A central strength of this study is that the lived experience of stroke care navigation was prioritised allowing important insights to emerge from the interviews conducted with stroke survivors, including those with cognitive or communication challenges, and their families. Many of the interviews were conducted during the COVID-19 pandemic, which was a unique historical time in Irish stroke care, and the participants’ experiences make a valuable contribution to understanding of navigational processes used during this challenging time. This study also has some limitations to report.
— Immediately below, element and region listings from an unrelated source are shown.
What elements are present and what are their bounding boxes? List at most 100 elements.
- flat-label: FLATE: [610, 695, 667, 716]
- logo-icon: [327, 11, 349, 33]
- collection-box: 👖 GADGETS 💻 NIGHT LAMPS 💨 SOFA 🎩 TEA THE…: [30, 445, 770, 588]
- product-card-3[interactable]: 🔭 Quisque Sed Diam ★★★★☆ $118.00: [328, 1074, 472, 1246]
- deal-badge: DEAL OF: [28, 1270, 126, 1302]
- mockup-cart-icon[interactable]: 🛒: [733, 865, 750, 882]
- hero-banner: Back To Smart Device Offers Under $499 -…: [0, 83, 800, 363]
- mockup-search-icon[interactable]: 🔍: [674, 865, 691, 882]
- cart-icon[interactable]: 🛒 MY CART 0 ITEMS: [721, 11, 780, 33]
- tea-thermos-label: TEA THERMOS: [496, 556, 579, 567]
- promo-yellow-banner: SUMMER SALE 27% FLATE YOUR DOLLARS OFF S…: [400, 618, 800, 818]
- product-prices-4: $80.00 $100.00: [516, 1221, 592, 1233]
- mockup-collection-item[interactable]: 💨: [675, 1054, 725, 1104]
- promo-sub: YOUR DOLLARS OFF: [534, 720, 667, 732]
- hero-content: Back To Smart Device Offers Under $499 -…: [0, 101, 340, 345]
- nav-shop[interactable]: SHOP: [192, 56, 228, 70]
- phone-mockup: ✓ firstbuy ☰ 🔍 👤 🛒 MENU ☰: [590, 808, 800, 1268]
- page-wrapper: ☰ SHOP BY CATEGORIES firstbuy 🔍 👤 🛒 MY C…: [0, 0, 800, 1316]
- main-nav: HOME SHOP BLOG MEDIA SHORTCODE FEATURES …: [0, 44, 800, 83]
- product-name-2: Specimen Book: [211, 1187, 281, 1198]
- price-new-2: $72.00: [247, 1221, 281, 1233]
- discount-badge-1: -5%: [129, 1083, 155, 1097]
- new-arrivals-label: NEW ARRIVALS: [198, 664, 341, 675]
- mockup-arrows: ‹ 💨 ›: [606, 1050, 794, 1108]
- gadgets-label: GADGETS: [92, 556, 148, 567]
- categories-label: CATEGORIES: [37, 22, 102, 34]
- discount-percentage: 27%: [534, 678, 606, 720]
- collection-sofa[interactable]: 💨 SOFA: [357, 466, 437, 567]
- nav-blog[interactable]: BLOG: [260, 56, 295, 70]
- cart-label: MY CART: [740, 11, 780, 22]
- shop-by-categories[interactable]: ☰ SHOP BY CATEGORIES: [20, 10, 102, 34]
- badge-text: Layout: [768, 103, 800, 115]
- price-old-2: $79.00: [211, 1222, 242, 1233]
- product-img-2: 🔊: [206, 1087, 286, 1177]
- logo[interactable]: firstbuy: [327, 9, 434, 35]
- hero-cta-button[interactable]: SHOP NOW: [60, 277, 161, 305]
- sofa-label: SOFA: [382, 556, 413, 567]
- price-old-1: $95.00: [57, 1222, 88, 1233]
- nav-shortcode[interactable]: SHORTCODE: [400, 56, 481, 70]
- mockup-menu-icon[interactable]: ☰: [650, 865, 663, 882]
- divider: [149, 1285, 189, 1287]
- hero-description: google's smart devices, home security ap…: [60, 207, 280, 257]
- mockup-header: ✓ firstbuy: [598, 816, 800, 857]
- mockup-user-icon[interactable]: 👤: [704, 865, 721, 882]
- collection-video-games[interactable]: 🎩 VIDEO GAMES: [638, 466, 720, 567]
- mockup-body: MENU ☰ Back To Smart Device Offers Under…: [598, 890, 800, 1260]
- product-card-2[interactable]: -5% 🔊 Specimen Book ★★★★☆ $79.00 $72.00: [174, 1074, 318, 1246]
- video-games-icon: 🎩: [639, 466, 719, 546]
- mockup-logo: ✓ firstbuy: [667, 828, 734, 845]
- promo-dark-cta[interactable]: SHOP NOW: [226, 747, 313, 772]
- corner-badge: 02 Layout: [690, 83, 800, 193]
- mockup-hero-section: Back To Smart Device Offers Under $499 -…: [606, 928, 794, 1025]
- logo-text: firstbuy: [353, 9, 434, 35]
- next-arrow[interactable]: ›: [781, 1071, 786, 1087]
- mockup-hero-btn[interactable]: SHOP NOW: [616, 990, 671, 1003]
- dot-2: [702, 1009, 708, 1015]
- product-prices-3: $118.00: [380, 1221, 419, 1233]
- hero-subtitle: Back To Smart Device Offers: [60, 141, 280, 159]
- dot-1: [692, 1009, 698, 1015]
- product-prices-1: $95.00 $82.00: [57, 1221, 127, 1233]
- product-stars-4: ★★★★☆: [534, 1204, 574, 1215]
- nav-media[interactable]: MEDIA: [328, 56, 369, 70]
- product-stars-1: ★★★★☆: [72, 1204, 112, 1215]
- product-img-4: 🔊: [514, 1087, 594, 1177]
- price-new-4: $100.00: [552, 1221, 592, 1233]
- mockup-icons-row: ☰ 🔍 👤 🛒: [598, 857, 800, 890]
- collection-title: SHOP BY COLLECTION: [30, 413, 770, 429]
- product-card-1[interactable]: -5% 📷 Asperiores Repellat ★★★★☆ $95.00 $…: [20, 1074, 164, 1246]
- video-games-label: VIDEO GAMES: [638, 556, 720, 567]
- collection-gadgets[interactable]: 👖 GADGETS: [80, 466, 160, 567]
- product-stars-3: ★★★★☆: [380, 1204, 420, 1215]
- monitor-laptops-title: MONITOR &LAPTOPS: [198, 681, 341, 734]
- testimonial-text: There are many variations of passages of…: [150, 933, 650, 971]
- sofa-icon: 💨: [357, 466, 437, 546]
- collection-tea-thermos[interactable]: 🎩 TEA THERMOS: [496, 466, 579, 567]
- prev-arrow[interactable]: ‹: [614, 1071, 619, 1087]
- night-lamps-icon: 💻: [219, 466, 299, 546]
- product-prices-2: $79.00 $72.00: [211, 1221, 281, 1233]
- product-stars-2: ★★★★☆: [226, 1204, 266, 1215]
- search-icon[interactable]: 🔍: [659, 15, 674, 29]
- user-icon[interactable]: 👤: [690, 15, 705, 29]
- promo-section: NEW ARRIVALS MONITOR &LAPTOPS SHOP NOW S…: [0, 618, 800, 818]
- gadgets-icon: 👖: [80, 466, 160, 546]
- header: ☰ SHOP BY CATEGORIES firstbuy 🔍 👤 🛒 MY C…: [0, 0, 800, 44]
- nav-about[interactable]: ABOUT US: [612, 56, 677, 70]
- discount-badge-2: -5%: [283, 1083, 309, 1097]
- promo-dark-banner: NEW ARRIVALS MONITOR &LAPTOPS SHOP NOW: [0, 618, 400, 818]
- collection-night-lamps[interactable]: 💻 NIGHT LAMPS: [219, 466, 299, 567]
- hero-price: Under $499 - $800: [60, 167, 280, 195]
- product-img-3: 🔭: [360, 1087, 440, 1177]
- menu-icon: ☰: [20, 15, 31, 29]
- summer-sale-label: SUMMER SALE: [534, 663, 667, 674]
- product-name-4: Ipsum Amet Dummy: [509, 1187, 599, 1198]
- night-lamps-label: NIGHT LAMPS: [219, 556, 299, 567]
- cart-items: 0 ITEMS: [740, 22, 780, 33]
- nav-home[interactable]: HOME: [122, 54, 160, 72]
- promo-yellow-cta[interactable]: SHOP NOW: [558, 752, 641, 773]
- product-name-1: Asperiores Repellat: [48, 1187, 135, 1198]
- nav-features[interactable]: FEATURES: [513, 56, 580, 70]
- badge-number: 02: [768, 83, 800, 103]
Stroke survivors and family members who had difficult experiences of the system may have been more likely to volunteer to participate in the study. Nevertheless, there were many insights provided by these participants’ experiences that can potentially guide solutions to more effective and easier navigational processes. While this study captured the voice of stroke survivors and family members, a larger and more diverse group of stakeholders, including individuals who work directly in supporting stroke survivors and their families to co-ordinate their care following stroke, may have benefitted the study and yielded a fuller understanding of system barriers and facilitators to stroke care continuity.

Conclusion

This study’s findings build on existing evidence by advancing understanding of the factors that influence stroke care navigation and access in Ireland. This research has offered novel insights into the experiences of stroke survivors and family members as they moved through the Irish stroke care system. The participants’ navigational experiences were often extremely challenging due to barriers such as unavailable or insufficient services and information, the burden of paperwork, access eligibility criteria, unresponsive HCPs and poor mental health, all of which presented particular challenges for individuals with communication deficits. However, facilitators to effectively navigating and accessing stroke care were identified and include having trusting relationships with HCPs, harnessing supports for navigation, and being self-motivated. Indeed, stroke survivors themselves offered a unique perspective on their stroke care journey that was facilitated by inner-wisdom and community advocacy, which future research could usefully explore in greater depth.

Disclosure statement

No potential conflict of interest was reported by the author(s).

Additional information

Funding

This work was supported by the Health Research Board, Ireland [ARPP-2020-010].